Don't Hold a Lock Across Await

#resources #resources/programming #resources/programming/rust #resources/programming/concurrency

Don't hold a lock across await

Rule zero of Tokio code: never hold a mutex guard across .await unless that's the deliberate design and you reviewed it on purpose. The reasons stack — compile-time, runtime, and correctness.

The bad shape

let mut state = shared.lock().unwrap();
state.bump();
do_async_work().await;     // guard still held here

What goes wrong:

tokio::spawn requires Send. Most guard types are not Send. If your function is spawn-able, holding a guard across .await won't compile.
Even if the guard type is Send, holding it across .await blocks every other task that wants the same lock for the duration of the await. With long awaits, this is throughput death.
If the awaited work also tries to acquire the same lock somewhere down the call tree, you've built a deadlock.

The good shape

{
    let mut state = shared.lock().unwrap();
    state.bump();
} // guard drops here

do_async_work().await;

The guard exists inside an inner scope and drops before the await.
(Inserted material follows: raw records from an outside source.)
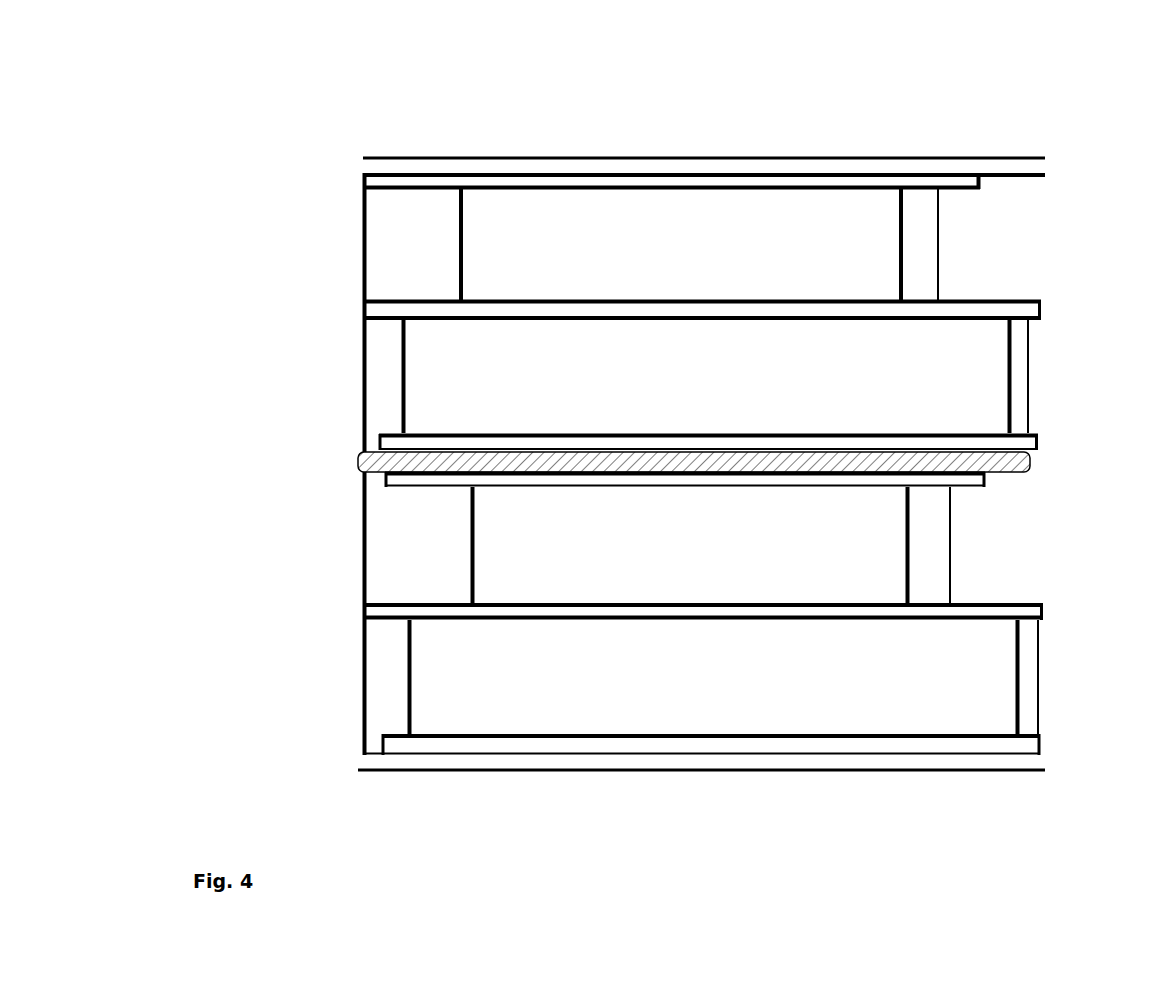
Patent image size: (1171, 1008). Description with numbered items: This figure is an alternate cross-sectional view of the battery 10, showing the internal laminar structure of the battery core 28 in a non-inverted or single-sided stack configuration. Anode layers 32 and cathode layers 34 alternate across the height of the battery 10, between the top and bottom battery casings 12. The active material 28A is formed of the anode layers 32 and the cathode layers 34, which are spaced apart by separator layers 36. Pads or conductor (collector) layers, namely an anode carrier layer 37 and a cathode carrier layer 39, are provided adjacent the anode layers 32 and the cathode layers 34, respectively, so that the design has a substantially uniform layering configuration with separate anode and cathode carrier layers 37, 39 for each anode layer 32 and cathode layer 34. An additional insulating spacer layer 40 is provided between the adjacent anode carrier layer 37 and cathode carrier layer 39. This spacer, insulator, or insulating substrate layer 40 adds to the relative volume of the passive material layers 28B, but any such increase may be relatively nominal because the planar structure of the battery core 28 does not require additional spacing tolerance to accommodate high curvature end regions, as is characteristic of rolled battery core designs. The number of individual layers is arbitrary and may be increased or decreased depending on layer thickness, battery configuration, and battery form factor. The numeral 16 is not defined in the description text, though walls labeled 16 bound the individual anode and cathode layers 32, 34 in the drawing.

The battery 10 is at (266, 80).
The battery casings 12 is at (583, 163).
The spacer wall 16 is at (421, 267).
The battery core 28 is at (1082, 250).
The active material 28A is at (350, 190).
The passive material layers 28B is at (315, 302).
The anode layers 32 is at (948, 403).
The cathode layers 34 is at (818, 261).
The separator layers 36 is at (1025, 310).
The anode carrier layer 37 is at (1037, 440).
The cathode carrier layer 39 is at (793, 180).
The insulating spacer layer 40 is at (1022, 458).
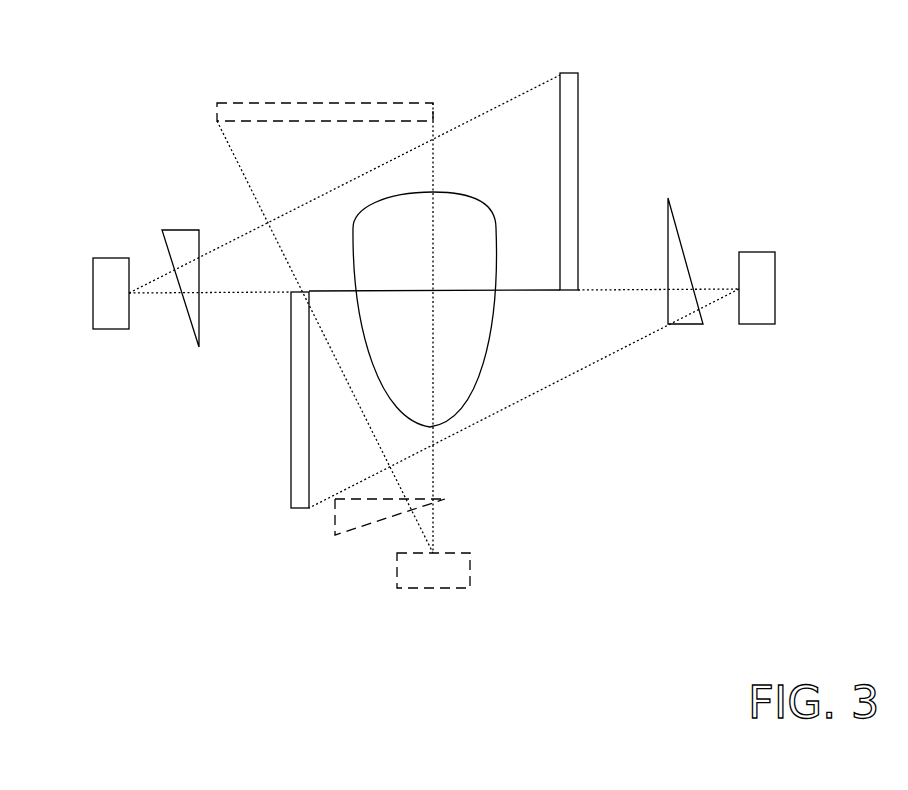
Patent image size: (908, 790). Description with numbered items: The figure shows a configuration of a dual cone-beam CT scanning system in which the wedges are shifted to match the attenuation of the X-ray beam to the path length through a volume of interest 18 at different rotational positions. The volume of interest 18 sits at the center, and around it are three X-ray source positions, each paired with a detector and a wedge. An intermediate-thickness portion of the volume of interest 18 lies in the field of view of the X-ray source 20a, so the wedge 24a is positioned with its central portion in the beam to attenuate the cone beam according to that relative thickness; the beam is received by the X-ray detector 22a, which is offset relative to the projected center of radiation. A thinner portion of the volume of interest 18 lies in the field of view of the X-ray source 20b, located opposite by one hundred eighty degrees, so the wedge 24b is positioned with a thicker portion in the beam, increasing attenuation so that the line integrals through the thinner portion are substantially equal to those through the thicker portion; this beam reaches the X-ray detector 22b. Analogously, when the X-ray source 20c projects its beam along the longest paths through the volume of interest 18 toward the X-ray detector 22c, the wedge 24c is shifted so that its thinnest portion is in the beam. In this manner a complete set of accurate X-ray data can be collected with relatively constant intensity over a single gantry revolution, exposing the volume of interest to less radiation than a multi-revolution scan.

The volume of interest 18 is at (438, 320).
The X-ray source 20a is at (93, 275).
The X-ray source 20b is at (775, 277).
The X-ray source 20c is at (398, 565).
The X-ray detector 22a is at (569, 73).
The X-ray detector 22b is at (291, 480).
The X-ray detector 22c is at (333, 103).
The wedge 24a is at (183, 230).
The wedge 24b is at (685, 325).
The wedge 24c is at (446, 498).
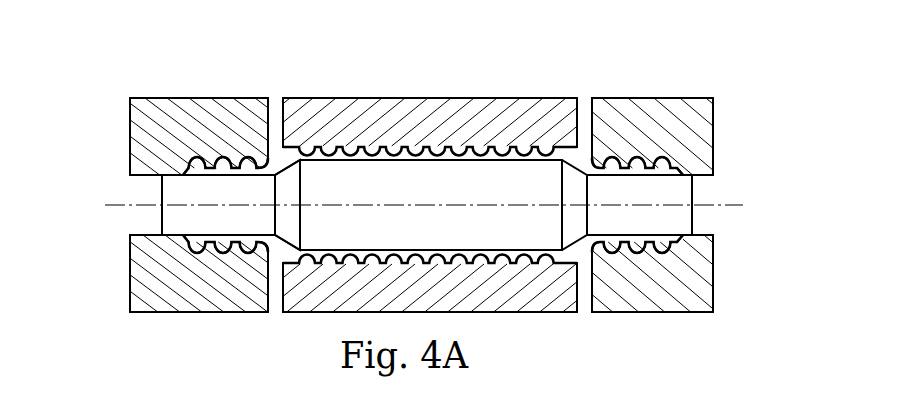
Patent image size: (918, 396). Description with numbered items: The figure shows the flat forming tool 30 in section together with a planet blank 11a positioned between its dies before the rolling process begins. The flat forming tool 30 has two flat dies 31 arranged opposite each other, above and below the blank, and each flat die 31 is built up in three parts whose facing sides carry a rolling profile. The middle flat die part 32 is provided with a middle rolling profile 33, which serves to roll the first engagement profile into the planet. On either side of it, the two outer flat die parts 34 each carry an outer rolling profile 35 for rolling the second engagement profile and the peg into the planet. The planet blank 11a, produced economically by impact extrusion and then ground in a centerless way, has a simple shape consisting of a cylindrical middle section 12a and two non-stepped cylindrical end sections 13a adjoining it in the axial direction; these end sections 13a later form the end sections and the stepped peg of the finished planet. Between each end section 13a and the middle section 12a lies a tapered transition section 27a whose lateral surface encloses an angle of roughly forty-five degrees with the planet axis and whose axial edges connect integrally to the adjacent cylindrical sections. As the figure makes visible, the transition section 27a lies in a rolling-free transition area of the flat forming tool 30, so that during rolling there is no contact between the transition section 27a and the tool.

The flat forming tool 30 is at (112, 123).
The flat die 31 is at (432, 97).
The middle flat die part 32 is at (520, 110).
The middle rolling profile 33 is at (332, 142).
The outer flat die part 34 is at (650, 113).
The non-stepped cylindrical end section 13a is at (200, 165).
The outer rolling profile 35 is at (222, 193).
The tapered transition section 27a is at (287, 182).
The cylindrical middle section 12a is at (407, 187).
The planet blank 11a is at (677, 214).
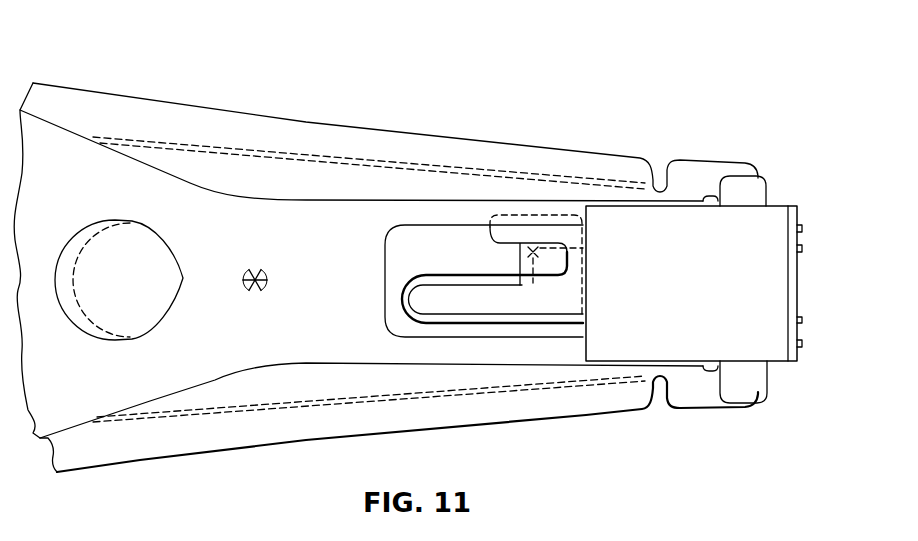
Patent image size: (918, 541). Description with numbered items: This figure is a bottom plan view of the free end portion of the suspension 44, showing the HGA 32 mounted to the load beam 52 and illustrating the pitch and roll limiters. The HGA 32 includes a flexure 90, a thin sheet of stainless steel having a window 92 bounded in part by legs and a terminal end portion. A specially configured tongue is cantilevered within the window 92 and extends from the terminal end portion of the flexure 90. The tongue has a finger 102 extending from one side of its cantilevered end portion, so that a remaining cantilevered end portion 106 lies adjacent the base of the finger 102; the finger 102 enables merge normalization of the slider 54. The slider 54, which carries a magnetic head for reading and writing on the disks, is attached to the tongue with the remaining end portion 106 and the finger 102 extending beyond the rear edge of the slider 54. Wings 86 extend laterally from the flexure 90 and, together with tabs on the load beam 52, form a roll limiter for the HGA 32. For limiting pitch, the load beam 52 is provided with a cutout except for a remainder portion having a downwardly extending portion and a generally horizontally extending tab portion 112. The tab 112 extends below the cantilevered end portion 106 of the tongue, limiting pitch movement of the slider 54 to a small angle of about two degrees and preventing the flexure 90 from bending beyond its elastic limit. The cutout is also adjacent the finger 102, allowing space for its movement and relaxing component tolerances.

The HGA 32 is at (376, 198).
The suspension 44 is at (222, 88).
The load beam 52 is at (90, 88).
The slider 54 is at (785, 283).
The wings 86 is at (744, 180).
The flexure 90 is at (300, 232).
The window 92 is at (405, 256).
The finger 102 is at (418, 304).
The remaining cantilevered end portion 106 is at (532, 240).
The tab portion 112 is at (554, 267).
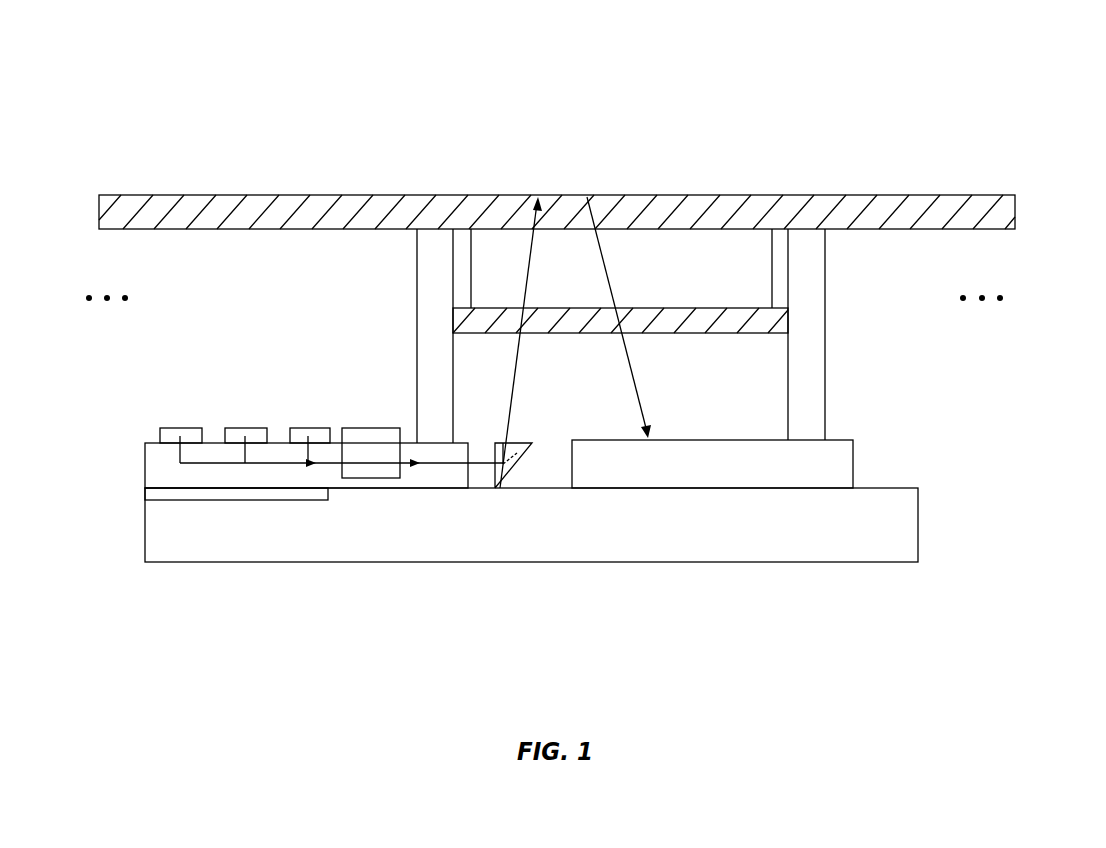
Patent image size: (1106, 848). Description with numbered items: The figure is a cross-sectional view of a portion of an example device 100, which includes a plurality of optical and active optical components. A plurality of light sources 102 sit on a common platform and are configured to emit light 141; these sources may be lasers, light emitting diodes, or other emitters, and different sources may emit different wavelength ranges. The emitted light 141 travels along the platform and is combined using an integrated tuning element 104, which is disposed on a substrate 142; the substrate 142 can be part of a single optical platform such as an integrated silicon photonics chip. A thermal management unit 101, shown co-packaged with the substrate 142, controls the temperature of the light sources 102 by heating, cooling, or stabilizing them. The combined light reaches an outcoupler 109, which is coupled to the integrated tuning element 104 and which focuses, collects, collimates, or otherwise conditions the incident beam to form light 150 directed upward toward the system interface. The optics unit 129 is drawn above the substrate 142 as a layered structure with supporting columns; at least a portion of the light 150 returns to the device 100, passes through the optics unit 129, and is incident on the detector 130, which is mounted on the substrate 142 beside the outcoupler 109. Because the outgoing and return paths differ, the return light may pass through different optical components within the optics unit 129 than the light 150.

The device 100 is at (174, 116).
The thermal management unit 101 is at (172, 495).
The light source 102 is at (333, 400).
The integrated tuning element 104 is at (342, 482).
The outcoupler 109 is at (500, 490).
The optics unit 129 is at (772, 272).
The detector 130 is at (700, 438).
The light 141 is at (448, 467).
The substrate 142 is at (903, 527).
The light 150 is at (517, 402).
Now the critical section is short, sync-only, and doesn't entangle with the runtime.

Picking the mutex

The default order for which mutex to reach for:

Message passing or owner task — no shared mutability, no mutex needed
std::sync::Mutex or parking_lot::Mutex — for tiny, sync-only critical sections
tokio::sync::Mutex — only when the guarded operation truly must cross .await

The async mutex isn't a strict upgrade. It's slower than a sync mutex, and using it everywhere is not automatically better. Reach for it only when the critical section legitimately spans an await — for example, holding a connection while running a query through it. If the section is short and doesn't await, a normal mutex is the right tool.

When you legitimately need to span an await

The pattern that actually requires tokio::sync::Mutex is rare. It usually means you're guarding a stateful resource whose operations are themselves async — a connection pool that needs to serialize queries, a config that's being asynchronously refreshed. For most "shared mutable state" cases, the answer is not "use the async mutex"; it's "restructure so the lock doesn't have to span an await."

Two restructurings that almost always work:

Read, then act. Lock, copy the data out, drop the guard, then do the async work.
Owner task + channels. One task owns the resource. Others send commands over an mpsc and get results back over oneshot. No shared mutex at all.

The second is preferable for genuinely-async stateful resources — provider sessions, long-lived clients, caches with async refresh.

The sync cousin: a guard in a scrutinee

The "scope the guard tightly" instinct applies even when no .await is involved. A lock guard taken inside a match or if let scrutinee lives until the end of the whole block, not just the lookup — clippy flags it as significant_drop_in_scrutinee. It's not a deadlock the way the await version is, but it holds the lock across the arm bodies for no reason and reads as if the lock matters longer than it does.

// guard held across the entire if-let body
if let Some(handle) = self.worker.lock().take() {
    registry.push(handle);   // lock still held here
}

Mxr had twelve of these in one take_all shutdown function. The fix was a helper that scopes the lock to the take() and hands back owned data:

fn take_named(slot: &Mutex<Option<JoinHandle<()>>>, name: &str) -> Option<Named> {
    slot.lock().take().map(|handle| Named { name: name.into(), handle })
}
// caller: registry.extend(take_named(&self.worker, "worker"));

The guard drops at the end of the take() expression; the caller never holds it. Twelve near-identical blocks collapsed to twelve one-liners, and the lock lives exactly as long as it should. Same move as the await rule: make the guard's lifetime so visibly short that holding it too long is obviously wrong.

Why this is more than a rule

The compiler catches some cases (non-Send guards across awaits in spawned tasks). The runtime catches none — long holds compile fine and run fine, just slowly. Deadlocks show up under load. The cost of getting this wrong is paid in production incidents, not in compiler errors.

The rule is brittle to enforce socially. Every async PR needs the same checklist. Better to make the rule structural: prefer designs where the lock can't span an await because there's no lock, or where the guard's lifetime is so visibly short that holding it across an await is obviously wrong.